Background: Myocardial infarction (MI) is caused by occlusion of the coronary artery and induces ischemia in the myocardium and eventually a massive loss in cardiomyocytes. Studies have shown many factors or treatments that can affect the healing and remodeling of the heart upon infarction, leading to better cardiac performance and clinical outcome. Previously, miR-132/212 has been shown to play an important role in arteriogenesis in a mouse model of hindlimb ischemia and in the regulation of cardiac contractility in hypertrophic cardiomyopathy in mice. In this study, we explored the role of miR-132/212 during ischemia in a murine MI model.

Methods and Results: miR-132/212 knockout mice show enhanced cardiac contractile function at baseline compared to wild-type controls, as assessed by echocardiography. One day after induction of MI by permanent occlusion, miR-132/212 knockout mice display similar levels of cardiac damage as wild-type controls, as demonstrated by infarction size quantification and LDH release, although a trend toward more cardiomyocyte cell death was observed in the knockout mice as shown by TUNEL staining. Four weeks after MI, miR-132/212 knockout mice show no differences in terms of cardiac function, expression of cardiac stress markers, and fibrotic remodeling, although vascularization was reduced. In line with these in vivo observation, overexpression of miR-132 or miR-212 in neonatal rat cardiomyocyte suppress hypoxia induced cardiomyocyte cell death.

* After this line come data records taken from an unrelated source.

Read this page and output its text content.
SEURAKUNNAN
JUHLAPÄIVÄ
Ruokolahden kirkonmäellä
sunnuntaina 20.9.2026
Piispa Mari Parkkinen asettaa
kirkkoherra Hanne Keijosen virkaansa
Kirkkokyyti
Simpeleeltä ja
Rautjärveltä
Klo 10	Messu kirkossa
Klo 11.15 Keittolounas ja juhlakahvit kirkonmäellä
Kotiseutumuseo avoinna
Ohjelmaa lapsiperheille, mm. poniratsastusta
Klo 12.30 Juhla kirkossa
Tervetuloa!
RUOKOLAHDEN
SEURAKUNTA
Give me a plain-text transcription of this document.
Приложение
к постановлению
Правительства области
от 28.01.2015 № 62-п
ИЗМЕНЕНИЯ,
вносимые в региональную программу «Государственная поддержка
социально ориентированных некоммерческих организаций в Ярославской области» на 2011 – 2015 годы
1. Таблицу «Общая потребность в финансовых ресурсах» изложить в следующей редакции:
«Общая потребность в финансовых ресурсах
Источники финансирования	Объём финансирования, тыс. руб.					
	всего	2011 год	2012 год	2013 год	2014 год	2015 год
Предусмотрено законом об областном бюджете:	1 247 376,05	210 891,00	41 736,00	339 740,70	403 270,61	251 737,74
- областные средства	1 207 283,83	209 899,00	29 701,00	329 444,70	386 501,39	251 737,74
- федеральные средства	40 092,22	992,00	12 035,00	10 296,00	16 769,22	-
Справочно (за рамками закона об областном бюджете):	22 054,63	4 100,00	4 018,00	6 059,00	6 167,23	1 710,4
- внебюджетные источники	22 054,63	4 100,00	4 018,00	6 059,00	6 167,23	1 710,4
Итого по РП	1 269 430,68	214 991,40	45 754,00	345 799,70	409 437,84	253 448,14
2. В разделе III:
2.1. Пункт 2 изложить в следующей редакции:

Conclusion: Although we previously observed a role in collateral formation and myocardial contractility, the absence of miR-132/212 did not affect the overall myocardial performance upon a permanent occlusion of the coronary artery. This suggests an interplay of different roles of this miR-132/212 before and during MI, including an inhibitory effect on cell death and angiogenesis, and a positive effect on cardiac contractility and autophagic response. Thus, spatial or tissue specific manipulation of this microRNA family may be essential to fully understand the roles and to develop interventions to reduce infarct size.